It is often difficult to determine when a fault occurs in a system having a shared data bus, particularly while running tests and during normal operations. Faults may be caused or triggered by messages that transfer data or send control messages to devices over such data buses. Shared data buses may be employed in systems such as Supervisory Data Acquisition (SCADA) systems and avionics systems that can operate according to one or more technical standards such as the RS-422 and MIL-STD-1553 standards.
To help solve faults in a system comprising a shared data bus, many vendors have created logging technologies that reside on the shared data bus and capture data packets being communicated via the bus.
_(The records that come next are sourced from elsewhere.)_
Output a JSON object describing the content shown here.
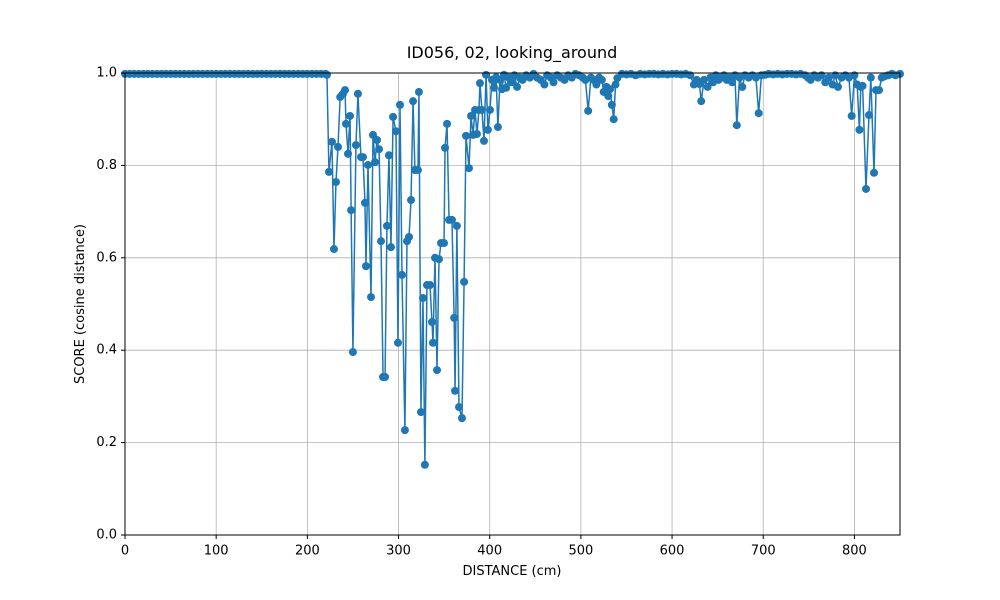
{
  "chart_data": {
    "type": "line",
    "title": "ID056, 02, looking_around",
    "xlabel": "DISTANCE (cm)",
    "ylabel": "SCORE (cosine distance)",
    "color": "#1f77b4",
    "grid": true,
    "xlim": [
      0,
      850
    ],
    "ylim": [
      0,
      1
    ],
    "xticks": [
      0,
      100,
      200,
      300,
      400,
      500,
      600,
      700,
      800
    ],
    "yticks": [
      {
        "value": 0,
        "label": "0.0"
      },
      {
        "value": 0.2,
        "label": "0.2"
      },
      {
        "value": 0.4,
        "label": "0.4"
      },
      {
        "value": 0.6,
        "label": "0.6"
      },
      {
        "value": 0.8,
        "label": "0.8"
      },
      {
        "value": 1,
        "label": "1.0"
      }
    ],
    "x": [
      0,
      5,
      10,
      15,
      20,
      25,
      30,
      35,
      40,
      45,
      50,
      55,
      60,
      65,
      70,
      75,
      80,
      85,
      90,
      95,
      100,
      105,
      110,
      115,
      120,
      125,
      130,
      135,
      140,
      145,
      150,
      155,
      160,
      165,
      170,
      175,
      180,
      185,
      190,
      195,
      200,
      205,
      210,
      215,
      220,
      221.5,
      223.7,
      227,
      229.2,
      231.4,
      233.6,
      236,
      239,
      241.3,
      242.4,
      244.6,
      246.8,
      248,
      250,
      253.3,
      255.5,
      258.8,
      261,
      263.2,
      264.3,
      266.5,
      269.8,
      272,
      274.2,
      276.4,
      278.6,
      280.8,
      283,
      285.2,
      287.3,
      289.5,
      291.7,
      294,
      297.2,
      299.4,
      301.6,
      303.8,
      307,
      309.3,
      311.5,
      313.7,
      315.9,
      318,
      321.3,
      322.4,
      324.6,
      326.8,
      328.9,
      331.2,
      334.5,
      336.7,
      337.8,
      340,
      342.2,
      344.4,
      346.6,
      349.9,
      351,
      353.2,
      355.4,
      358.6,
      361,
      362,
      364,
      366.3,
      369.6,
      371.9,
      374,
      377.3,
      379.5,
      381.7,
      383.9,
      386,
      388.2,
      389.3,
      391.5,
      393.7,
      396,
      398,
      400.3,
      402.5,
      404.7,
      407,
      409,
      411.3,
      413.5,
      415.7,
      418,
      421,
      424,
      427,
      430,
      433,
      436,
      440,
      444,
      448,
      452,
      456,
      460,
      463,
      467,
      470,
      474,
      478,
      482,
      486,
      490,
      494,
      498,
      502,
      505,
      508,
      511,
      514,
      517,
      520,
      523,
      525,
      528,
      530,
      532,
      534,
      536,
      538,
      540,
      545,
      550,
      555,
      560,
      565,
      570,
      575,
      580,
      585,
      590,
      595,
      600,
      605,
      610,
      615,
      620,
      624,
      627,
      630,
      632,
      635,
      639,
      642,
      645,
      648,
      651,
      654,
      657,
      660,
      663,
      666,
      669,
      671,
      674,
      677,
      680,
      684,
      688,
      692,
      695,
      698,
      702,
      706,
      711,
      716,
      721,
      726,
      731,
      736,
      741,
      746,
      749,
      752,
      756,
      760,
      764,
      768,
      772,
      776,
      779,
      782,
      786,
      790,
      794,
      797,
      800,
      803,
      805.5,
      807,
      809,
      812.7,
      816,
      818,
      821.5,
      823.7,
      827,
      830,
      833.5,
      837,
      841,
      845,
      850
    ],
    "values": [
      0.998,
      0.998,
      0.998,
      0.998,
      0.998,
      0.998,
      0.998,
      0.998,
      0.998,
      0.998,
      0.998,
      0.998,
      0.998,
      0.998,
      0.998,
      0.998,
      0.998,
      0.998,
      0.998,
      0.998,
      0.998,
      0.998,
      0.998,
      0.998,
      0.998,
      0.998,
      0.998,
      0.998,
      0.998,
      0.998,
      0.998,
      0.998,
      0.998,
      0.998,
      0.998,
      0.998,
      0.998,
      0.998,
      0.998,
      0.998,
      0.998,
      0.998,
      0.998,
      0.998,
      0.998,
      0.996,
      0.786,
      0.851,
      0.619,
      0.764,
      0.84,
      0.948,
      0.955,
      0.963,
      0.89,
      0.825,
      0.907,
      0.703,
      0.396,
      0.844,
      0.955,
      0.818,
      0.818,
      0.719,
      0.582,
      0.801,
      0.515,
      0.866,
      0.807,
      0.855,
      0.835,
      0.636,
      0.342,
      0.342,
      0.669,
      0.822,
      0.623,
      0.905,
      0.874,
      0.416,
      0.931,
      0.563,
      0.227,
      0.636,
      0.645,
      0.725,
      0.939,
      0.79,
      0.79,
      0.959,
      0.266,
      0.513,
      0.152,
      0.541,
      0.541,
      0.461,
      0.416,
      0.6,
      0.357,
      0.597,
      0.632,
      0.632,
      0.838,
      0.89,
      0.682,
      0.682,
      0.47,
      0.312,
      0.669,
      0.277,
      0.253,
      0.548,
      0.864,
      0.794,
      0.907,
      0.866,
      0.92,
      0.868,
      0.92,
      0.978,
      0.92,
      0.853,
      0.996,
      0.877,
      0.92,
      0.985,
      0.968,
      0.991,
      0.883,
      0.985,
      0.965,
      0.996,
      0.968,
      0.99,
      0.98,
      0.995,
      0.97,
      0.99,
      0.985,
      0.995,
      0.99,
      0.998,
      0.99,
      0.985,
      0.975,
      0.995,
      0.99,
      0.98,
      0.995,
      0.99,
      0.985,
      0.995,
      0.99,
      0.998,
      0.995,
      0.99,
      0.985,
      0.918,
      0.99,
      0.985,
      0.975,
      0.99,
      0.985,
      0.959,
      0.97,
      0.95,
      0.965,
      0.931,
      0.9,
      0.975,
      0.989,
      0.998,
      0.997,
      0.998,
      0.995,
      0.998,
      0.997,
      0.998,
      0.998,
      0.997,
      0.998,
      0.997,
      0.998,
      0.998,
      0.997,
      0.998,
      0.995,
      0.975,
      0.985,
      0.976,
      0.939,
      0.985,
      0.97,
      0.99,
      0.98,
      0.995,
      0.985,
      0.99,
      0.995,
      0.985,
      0.99,
      0.98,
      0.995,
      0.887,
      0.99,
      0.97,
      0.995,
      0.99,
      0.995,
      0.99,
      0.913,
      0.995,
      0.996,
      0.998,
      0.997,
      0.998,
      0.997,
      0.998,
      0.998,
      0.997,
      0.998,
      0.995,
      0.99,
      0.985,
      0.995,
      0.99,
      0.995,
      0.98,
      0.99,
      0.975,
      0.995,
      0.97,
      0.99,
      0.995,
      0.99,
      0.907,
      0.995,
      0.975,
      0.877,
      0.97,
      0.972,
      0.749,
      0.909,
      0.99,
      0.784,
      0.963,
      0.963,
      0.99,
      0.993,
      0.995,
      0.998,
      0.995,
      0.998
    ]
  }
}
These logging technologies may miss bus glitches and packet collisions occurring on the monitored shared data bus because they decode messages before saving them, losing the raw (pre-decoded) signal information. For this and other reasons, when glitches are missed or collisions occur, these logging technologies can miss these anomalies.
Shared data bus logging systems may have other hurdles associated with logging data being continuously streamed. For example, the MIL-STD-1553 data bus has a throughput rate of 1 MHz or 1,000,000 samples per second, and it employs a differential pair that can double that rate up to 2 MHz. Each bus also may include a backup bus that doubles the total amount of data being transferred in the system again. Because of limitations in their storage capacity, some commercial data loggers limit the amount of data being collected to only valid data packets and do not capture all data being streamed. However, to adequately capture an entire MIL-STD-1553 bus signaling, a logging system may need to sample at an effective minimum rate of up to or about 8 MHz. Accordingly, the amount of data to be captured may add up to as much as 28.8 GB per hour.